Security staff: Consider employing full time security or part time security during the vulnerable times of the day/week.

Disruption techniques: If an individual is displaying odd or suspicious behaviour, employees should be encouraged to approach and offer assistance. Other disruption tactics include tidying/rearranging stocks and aisles nearby the potential shoplifter.

Signage: Make it clear that shoplifting will not be tolerated and incidents will be reported to the police.

Install CCTV: CCTV covering entrances and exits are prime places for capturing images of people entering and leaving the store. Additionally, CCTV should cover high value and known targeted stock.

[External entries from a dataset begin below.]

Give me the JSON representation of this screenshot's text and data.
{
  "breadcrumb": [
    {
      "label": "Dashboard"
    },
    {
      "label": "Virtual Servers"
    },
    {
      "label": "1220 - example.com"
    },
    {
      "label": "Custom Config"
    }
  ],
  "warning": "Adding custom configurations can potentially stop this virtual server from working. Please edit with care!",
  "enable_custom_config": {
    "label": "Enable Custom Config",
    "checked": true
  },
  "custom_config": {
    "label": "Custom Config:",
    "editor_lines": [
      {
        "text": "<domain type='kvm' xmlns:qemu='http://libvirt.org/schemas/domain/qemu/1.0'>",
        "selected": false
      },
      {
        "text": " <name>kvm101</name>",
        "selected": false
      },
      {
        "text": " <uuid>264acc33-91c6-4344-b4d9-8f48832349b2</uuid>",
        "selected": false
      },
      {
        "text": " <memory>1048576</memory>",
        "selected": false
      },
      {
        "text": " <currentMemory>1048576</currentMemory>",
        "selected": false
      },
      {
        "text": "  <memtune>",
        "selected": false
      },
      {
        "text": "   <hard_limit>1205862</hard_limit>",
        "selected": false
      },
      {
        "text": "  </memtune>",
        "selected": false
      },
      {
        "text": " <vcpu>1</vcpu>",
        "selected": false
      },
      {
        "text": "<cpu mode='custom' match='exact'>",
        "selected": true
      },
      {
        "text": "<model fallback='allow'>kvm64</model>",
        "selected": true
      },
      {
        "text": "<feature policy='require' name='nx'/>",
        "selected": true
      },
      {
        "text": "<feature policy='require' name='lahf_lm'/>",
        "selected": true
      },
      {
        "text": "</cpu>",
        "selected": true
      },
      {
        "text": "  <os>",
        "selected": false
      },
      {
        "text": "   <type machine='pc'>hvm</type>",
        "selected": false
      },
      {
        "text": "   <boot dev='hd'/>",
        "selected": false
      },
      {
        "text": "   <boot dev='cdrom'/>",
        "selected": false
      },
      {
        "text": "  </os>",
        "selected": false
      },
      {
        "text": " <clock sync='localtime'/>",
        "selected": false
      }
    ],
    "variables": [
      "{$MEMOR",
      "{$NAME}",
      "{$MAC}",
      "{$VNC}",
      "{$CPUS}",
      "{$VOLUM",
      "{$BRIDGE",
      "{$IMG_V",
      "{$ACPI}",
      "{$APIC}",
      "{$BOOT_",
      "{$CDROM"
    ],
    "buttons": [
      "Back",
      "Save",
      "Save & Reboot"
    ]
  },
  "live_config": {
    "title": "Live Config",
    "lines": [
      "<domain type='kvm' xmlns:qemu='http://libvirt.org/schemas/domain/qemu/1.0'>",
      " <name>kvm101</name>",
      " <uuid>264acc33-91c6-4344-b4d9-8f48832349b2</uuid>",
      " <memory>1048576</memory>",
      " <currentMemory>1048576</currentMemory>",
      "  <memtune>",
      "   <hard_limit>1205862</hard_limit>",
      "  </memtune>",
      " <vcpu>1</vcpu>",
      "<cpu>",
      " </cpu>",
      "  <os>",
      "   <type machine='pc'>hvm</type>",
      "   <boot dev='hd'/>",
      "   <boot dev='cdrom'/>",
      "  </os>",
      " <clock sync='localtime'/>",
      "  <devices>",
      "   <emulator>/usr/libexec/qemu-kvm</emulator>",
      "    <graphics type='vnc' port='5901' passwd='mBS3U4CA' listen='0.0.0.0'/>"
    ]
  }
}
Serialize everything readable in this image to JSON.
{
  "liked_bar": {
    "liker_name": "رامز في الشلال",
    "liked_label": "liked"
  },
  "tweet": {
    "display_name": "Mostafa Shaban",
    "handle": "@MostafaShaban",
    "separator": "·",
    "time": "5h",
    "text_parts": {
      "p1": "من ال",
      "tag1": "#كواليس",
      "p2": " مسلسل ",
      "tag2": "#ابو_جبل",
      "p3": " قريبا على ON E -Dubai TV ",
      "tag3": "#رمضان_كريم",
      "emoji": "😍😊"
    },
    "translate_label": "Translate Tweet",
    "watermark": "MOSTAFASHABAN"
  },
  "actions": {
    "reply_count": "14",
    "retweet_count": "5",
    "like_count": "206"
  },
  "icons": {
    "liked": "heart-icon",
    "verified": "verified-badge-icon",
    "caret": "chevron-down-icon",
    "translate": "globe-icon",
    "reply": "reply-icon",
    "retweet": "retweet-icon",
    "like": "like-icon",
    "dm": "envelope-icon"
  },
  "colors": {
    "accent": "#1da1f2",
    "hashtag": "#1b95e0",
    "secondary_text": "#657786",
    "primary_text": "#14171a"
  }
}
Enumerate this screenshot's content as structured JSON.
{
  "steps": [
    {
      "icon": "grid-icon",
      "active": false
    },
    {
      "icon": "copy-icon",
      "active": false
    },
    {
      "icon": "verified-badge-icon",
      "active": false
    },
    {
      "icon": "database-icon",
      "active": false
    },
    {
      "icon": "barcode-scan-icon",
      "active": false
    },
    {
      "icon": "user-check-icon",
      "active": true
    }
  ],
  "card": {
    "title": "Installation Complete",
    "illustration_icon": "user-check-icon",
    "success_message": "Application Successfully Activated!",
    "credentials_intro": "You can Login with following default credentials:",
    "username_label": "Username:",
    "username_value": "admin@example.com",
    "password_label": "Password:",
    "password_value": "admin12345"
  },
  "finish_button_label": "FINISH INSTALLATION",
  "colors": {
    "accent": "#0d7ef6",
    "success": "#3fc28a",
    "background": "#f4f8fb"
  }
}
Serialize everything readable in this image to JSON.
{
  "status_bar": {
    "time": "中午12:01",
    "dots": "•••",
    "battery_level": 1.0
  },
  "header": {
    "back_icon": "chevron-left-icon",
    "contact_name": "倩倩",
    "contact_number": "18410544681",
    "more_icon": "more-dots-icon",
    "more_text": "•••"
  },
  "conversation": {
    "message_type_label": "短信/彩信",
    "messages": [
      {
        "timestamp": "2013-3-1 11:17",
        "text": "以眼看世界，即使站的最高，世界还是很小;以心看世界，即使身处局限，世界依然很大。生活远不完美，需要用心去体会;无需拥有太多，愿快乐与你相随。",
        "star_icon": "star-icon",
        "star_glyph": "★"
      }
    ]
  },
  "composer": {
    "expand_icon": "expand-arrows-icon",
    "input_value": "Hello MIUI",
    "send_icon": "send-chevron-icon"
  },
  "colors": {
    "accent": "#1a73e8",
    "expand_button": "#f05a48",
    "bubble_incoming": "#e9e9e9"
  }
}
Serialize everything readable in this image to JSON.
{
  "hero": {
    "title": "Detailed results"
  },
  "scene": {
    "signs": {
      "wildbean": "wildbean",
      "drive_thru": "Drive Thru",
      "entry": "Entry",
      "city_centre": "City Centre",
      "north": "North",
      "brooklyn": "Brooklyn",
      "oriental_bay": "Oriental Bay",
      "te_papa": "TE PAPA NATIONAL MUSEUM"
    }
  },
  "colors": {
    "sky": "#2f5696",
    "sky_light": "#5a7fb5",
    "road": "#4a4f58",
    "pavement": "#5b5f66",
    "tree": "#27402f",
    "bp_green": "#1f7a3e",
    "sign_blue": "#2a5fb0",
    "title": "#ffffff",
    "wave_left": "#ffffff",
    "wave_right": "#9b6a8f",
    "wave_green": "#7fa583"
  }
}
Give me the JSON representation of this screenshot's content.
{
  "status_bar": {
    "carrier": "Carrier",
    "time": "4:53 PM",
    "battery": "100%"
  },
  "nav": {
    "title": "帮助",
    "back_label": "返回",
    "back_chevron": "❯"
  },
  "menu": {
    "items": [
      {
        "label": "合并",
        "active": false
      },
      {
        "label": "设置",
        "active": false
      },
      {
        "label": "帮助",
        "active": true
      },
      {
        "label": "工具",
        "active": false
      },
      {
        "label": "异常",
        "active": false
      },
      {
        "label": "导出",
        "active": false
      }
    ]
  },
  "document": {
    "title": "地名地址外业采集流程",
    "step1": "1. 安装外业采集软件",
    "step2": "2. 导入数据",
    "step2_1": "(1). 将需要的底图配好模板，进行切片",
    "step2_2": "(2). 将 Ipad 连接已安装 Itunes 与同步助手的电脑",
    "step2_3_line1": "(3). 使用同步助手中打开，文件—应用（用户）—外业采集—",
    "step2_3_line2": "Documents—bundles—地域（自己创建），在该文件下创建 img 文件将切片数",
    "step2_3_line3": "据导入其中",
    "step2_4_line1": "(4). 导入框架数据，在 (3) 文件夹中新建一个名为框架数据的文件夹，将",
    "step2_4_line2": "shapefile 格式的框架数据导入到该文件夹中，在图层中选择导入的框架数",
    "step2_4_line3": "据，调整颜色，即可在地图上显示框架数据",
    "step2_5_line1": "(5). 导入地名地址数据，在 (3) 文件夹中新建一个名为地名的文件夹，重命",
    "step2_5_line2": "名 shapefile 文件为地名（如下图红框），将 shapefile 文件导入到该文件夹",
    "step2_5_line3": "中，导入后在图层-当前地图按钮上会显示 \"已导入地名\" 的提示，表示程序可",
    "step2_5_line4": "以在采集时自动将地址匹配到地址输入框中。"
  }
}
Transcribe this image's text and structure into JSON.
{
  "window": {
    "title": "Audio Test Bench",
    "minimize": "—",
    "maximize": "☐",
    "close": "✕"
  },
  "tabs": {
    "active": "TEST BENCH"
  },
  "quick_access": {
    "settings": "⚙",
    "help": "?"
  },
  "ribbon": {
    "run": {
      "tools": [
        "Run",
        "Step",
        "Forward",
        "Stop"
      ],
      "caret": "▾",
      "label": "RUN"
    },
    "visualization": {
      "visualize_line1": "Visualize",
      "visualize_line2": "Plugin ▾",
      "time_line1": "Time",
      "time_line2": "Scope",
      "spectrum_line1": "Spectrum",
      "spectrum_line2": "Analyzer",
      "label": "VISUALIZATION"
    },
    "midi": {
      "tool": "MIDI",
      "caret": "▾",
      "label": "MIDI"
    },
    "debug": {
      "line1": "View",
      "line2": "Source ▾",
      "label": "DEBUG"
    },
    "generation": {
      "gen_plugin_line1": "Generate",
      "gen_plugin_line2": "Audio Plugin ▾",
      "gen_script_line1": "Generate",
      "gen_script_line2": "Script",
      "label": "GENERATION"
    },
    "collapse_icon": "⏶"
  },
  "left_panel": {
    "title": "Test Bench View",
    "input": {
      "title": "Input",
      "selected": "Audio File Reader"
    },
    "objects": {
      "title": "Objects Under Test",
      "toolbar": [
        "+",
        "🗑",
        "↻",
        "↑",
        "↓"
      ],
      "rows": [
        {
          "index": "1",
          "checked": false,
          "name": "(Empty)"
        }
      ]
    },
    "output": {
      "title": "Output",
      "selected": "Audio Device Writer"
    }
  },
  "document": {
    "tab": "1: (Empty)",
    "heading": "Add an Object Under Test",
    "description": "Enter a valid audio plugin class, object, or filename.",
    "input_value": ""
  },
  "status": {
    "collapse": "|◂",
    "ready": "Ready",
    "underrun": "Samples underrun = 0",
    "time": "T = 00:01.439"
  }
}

Working in partnership: If available in your area, why not consider joining a local retail crime initiative such as the Business Improvement District, Shopwatch or the Business Crime Reduction Partnership. If you are part of a scheme you can and join the schemes’ retail radio link, share CCTV and work with the police and other stores to deter shoplifters.

Electronic article surveillance tags (EAS): Consider attaching EAS tags to high value and known targeted stock. These tags are known to be a deterrent for potential shoplifters.

Store layout: Store layout can be designed to prevent blind spots and can be a contributing factor to reducing shoplifting.

Want to know more about keeping your business safe?

How to spot a shoplifter

A shoplifter is not always creeping round like in the movies. They can sometimes be trying to keep a low profile and avoiding attention. They might look anxious or flushed, looking around the shop constantly to see if they are being watched.

Their clothing might also give them away. For example, if they are wearing heavy, baggy clothing in warm weather this might indicate they are using this baggy clothing to hide stolen items. If the person has a large bag this might also be an indication.

What can you do if you have a shoplifter in your store?

If you have seen someone take goods without paying for them, politely ask them to replace items in a calm and neutral tone, ideally with another member of staff. Always be sure they've taken something before you speak to them – and only if you feel it's safe to do so.

Once you are sure they are a shoplifter, report them to the police on 101 or online. If they are using or threatening violence, or the crime is in progress, call 999 immediately.

If you have any information regarding a shoplifting crime which has been committed, you can also report this to our non-emergency line (101) or online here.

Always make sure any interactions with the suspected shoplifter take place in a safe area, covered by CCTV if possible. Try and keep your distance and have options for an escape route in case the interaction becomes violent.

There are three main drivers for violence against shopworkers are:

  • Challenging a suspected shoplifter,
  • Challenging a customer for age related ID and
  • Customers who are intoxicated.

Be prepared for when it might happen. Always make the intervention from a safe place covered by CCTV if possible. Try and keep your distance and have options for an escape route should the situation escalate.

If you have a CCTV system in place, we recommend joining our digital Neighbourhood Watch scheme, Nice2Share. Find out more about Nice2Share here.

Additional support

We know that for some residents in Lancashire, stealing may feel like their only choice. Difficult economic circumstances, along with many other situations could lead someone to commit a retail crime offence.

For these people, we want to offer relevant advice and support, and signpost residents to partner agencies who can help them through difficult circumstances.

For example, Lancashire County Council have a cost of living guide on their website which is available HERE. This page can help you discover additional benefits you might be entitled to, help you get into work, support with energy bills and much more. They also have a dedicated support area for businesses.

All offenders will be dealt with appropriately and while tackling crime we must also address the underlying problems which may lead to these negative behaviours.